記憶

先週、アメリカン・スナイパーを見てきた。

f:id:teppay75:20190313204929j:plainf:id:teppay75:20190313205257j:plain


www.youtube.com

 

冷静に、粛々と現実を見せていく。誇れるような、カッコいいものではない姿は、最近のテロ動画なんかに近い雰囲気。1週間経った今では、むしろ「地味」で「卑怯」なスナイパーだからこそ、このテーマに相応しいという事なのかと思う。

誰だって、無傷ではいられない。

「大義」があるから人を殺し、人を殺すために「大義」を作り出す。それぞれの内面にも。

 

偶然だが、こんなものも読んだ。

 

戦争の体験談を語るわ その1:無題のドキュメント

www.2monkeys.jp

ボスニア・ヘルツェゴビナ紛争を体験した日本人少年の記憶。多くの内戦の当事者は、すべからく似たような心境なのじゃないかと思う。ソマリア、コンゴ、パレスチナ、アフガニスタン、シリア。

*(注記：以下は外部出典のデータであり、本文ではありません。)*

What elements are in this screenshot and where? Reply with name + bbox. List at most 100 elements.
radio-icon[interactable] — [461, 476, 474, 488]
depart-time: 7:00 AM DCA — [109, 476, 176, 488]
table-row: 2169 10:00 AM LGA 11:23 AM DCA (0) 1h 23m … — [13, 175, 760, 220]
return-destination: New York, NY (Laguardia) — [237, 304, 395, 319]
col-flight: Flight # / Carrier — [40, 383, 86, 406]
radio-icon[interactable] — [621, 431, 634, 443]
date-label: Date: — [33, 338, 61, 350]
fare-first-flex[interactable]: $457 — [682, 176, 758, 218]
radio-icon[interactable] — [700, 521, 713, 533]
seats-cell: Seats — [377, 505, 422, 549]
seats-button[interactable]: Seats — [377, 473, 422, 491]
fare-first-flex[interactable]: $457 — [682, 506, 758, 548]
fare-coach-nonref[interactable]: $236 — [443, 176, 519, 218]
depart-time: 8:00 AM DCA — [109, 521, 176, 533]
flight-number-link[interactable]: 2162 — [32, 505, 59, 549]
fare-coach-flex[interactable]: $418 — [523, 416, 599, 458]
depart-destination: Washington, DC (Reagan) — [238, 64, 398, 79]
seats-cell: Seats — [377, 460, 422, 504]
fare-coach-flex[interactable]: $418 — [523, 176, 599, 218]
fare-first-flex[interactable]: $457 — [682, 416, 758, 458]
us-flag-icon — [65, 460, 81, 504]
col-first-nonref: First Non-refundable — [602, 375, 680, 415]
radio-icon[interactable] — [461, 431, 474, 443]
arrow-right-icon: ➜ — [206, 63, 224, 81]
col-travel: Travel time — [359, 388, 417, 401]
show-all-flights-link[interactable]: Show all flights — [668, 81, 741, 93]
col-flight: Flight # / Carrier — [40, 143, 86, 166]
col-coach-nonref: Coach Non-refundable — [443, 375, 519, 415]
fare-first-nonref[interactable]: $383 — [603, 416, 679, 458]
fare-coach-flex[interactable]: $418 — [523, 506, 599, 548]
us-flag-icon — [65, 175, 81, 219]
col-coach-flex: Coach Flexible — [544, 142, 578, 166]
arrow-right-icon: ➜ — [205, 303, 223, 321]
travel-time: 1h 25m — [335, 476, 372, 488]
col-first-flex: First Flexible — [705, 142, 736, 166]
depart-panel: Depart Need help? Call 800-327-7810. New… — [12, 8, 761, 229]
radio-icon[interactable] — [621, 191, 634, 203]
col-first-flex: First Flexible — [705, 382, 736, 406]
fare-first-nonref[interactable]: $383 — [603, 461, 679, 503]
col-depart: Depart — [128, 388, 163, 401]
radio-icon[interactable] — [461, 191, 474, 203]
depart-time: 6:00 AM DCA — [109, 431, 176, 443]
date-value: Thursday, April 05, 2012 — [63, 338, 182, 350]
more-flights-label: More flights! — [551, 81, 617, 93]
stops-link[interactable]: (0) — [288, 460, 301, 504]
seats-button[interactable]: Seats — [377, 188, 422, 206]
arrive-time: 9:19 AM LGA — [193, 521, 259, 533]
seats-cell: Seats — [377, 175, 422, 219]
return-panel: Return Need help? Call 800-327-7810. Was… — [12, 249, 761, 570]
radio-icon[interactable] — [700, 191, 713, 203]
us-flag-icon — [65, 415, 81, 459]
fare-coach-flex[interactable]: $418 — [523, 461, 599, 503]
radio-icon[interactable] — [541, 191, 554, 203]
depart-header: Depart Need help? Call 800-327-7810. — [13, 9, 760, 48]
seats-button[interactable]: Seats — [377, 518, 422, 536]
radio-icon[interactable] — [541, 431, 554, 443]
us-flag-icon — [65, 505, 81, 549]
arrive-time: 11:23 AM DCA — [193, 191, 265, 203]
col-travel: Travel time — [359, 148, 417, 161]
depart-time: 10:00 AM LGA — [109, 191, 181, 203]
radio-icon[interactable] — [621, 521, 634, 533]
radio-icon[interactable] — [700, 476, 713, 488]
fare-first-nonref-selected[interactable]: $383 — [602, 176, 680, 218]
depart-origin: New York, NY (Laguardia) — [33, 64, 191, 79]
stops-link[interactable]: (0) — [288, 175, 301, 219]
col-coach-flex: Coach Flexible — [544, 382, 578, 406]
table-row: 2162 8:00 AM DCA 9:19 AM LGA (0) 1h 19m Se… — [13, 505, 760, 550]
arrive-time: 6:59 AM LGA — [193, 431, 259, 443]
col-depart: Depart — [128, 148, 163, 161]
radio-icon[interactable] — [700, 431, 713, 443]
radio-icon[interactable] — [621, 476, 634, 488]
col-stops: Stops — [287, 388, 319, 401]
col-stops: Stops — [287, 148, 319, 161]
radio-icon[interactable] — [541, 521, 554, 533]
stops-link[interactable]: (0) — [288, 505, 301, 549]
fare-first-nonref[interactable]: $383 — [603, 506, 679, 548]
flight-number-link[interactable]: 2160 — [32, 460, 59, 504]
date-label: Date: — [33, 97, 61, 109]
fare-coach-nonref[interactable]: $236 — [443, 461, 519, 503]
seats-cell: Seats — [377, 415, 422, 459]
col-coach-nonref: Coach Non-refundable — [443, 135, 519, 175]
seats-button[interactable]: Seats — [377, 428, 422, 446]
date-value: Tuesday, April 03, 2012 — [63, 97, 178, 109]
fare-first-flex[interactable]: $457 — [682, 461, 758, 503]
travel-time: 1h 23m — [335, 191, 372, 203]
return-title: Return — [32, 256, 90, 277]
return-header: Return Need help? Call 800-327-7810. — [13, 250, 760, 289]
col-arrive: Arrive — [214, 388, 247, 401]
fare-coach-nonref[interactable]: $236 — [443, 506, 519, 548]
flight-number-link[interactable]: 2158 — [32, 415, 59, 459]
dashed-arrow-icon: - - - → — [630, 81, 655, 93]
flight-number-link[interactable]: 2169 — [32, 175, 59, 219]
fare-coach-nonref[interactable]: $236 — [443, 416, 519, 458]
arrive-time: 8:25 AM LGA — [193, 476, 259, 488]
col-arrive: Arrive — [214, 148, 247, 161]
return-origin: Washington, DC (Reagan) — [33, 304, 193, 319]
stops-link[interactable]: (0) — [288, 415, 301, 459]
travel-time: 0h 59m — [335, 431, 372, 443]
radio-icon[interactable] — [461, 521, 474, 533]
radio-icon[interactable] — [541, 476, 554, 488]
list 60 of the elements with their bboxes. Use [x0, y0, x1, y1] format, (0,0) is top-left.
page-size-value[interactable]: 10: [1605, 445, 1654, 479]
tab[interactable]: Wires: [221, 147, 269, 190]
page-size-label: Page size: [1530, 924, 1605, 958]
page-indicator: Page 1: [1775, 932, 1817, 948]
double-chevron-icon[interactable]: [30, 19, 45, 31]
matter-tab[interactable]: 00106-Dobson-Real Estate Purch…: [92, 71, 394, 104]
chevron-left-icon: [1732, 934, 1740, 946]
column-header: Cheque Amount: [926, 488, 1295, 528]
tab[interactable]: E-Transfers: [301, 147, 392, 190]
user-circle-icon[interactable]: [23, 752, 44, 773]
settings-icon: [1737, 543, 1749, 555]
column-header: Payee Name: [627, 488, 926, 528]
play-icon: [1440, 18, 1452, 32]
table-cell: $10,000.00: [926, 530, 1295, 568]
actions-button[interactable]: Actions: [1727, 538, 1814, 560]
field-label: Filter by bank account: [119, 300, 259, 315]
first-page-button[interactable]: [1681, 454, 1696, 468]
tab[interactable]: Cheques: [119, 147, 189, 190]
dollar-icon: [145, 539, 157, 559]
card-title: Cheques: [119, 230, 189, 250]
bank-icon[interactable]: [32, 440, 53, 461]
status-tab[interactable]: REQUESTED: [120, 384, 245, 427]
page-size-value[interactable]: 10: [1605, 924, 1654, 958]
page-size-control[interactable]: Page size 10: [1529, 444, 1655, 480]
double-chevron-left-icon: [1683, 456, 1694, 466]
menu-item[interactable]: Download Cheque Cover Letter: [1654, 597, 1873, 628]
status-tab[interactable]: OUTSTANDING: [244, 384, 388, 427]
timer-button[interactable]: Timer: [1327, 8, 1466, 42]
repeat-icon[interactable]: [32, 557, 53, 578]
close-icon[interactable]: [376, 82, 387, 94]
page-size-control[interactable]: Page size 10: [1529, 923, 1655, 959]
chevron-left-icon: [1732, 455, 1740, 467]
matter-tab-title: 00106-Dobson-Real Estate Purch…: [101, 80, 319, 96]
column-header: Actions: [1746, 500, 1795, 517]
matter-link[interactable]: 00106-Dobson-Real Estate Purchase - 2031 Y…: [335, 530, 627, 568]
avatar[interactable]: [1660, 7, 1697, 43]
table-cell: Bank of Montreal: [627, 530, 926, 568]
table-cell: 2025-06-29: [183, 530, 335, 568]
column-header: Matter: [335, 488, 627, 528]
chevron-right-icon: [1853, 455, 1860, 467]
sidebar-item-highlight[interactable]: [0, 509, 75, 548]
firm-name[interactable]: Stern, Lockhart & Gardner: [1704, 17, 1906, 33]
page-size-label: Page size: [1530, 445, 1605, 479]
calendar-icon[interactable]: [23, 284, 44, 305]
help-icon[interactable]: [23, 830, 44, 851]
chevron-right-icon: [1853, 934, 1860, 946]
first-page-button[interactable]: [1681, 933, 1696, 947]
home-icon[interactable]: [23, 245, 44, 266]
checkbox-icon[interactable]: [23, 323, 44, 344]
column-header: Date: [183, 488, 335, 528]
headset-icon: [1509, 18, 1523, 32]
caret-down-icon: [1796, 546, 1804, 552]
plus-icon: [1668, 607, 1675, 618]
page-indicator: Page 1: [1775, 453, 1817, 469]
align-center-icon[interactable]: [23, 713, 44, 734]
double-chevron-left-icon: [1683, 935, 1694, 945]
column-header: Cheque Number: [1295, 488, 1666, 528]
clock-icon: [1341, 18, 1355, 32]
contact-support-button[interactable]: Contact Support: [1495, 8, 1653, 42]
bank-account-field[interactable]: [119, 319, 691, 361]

記憶とはなにか。「亡くなった彼らのことは決して忘れない」、それが次の戦争を生みだす、その皮肉。

 

以前もボスニアの本を読んだことがあり、下地として知ってはいた。

ドキュメント 戦争広告代理店~情報操作とボスニア紛争 (講談社文庫)

f:id:teppay75:20190313205342j:plain

ドキュメント 戦争広告代理店〜情報操作とボスニア紛争 (講談社文庫)

この時は、一方的な「被害者」としての逆転劇という様相も残っていたが、それぞれの立場にはそんな事の意味はない。

これが「バルカン半島の武器庫」の話なら、こんな武器庫は世界各地にあるだろう。

 

自分もその立場なら、こんな知識はリセットされるだろう。生きるか死ぬかの答えなど1つしか無いのだし。そして戦争は決してなくならない。

 

そういえば思い出した。

留学していた時、1995年頃だ、ルームメイトがボスニア人だった。ジョージア州の片田舎に、U17のバスケ代表チームがそのまま避難してきていたのだ。自宅への電話も時々しか繋がらないと言っていた。元気に過ごしている彼らといながら、ニュースのぼんやりとした報道とにわかに繋がらず、傍観していた。一緒にシカゴで休日を過ごしたりもしたな。

彼らはどうしているのだろうか。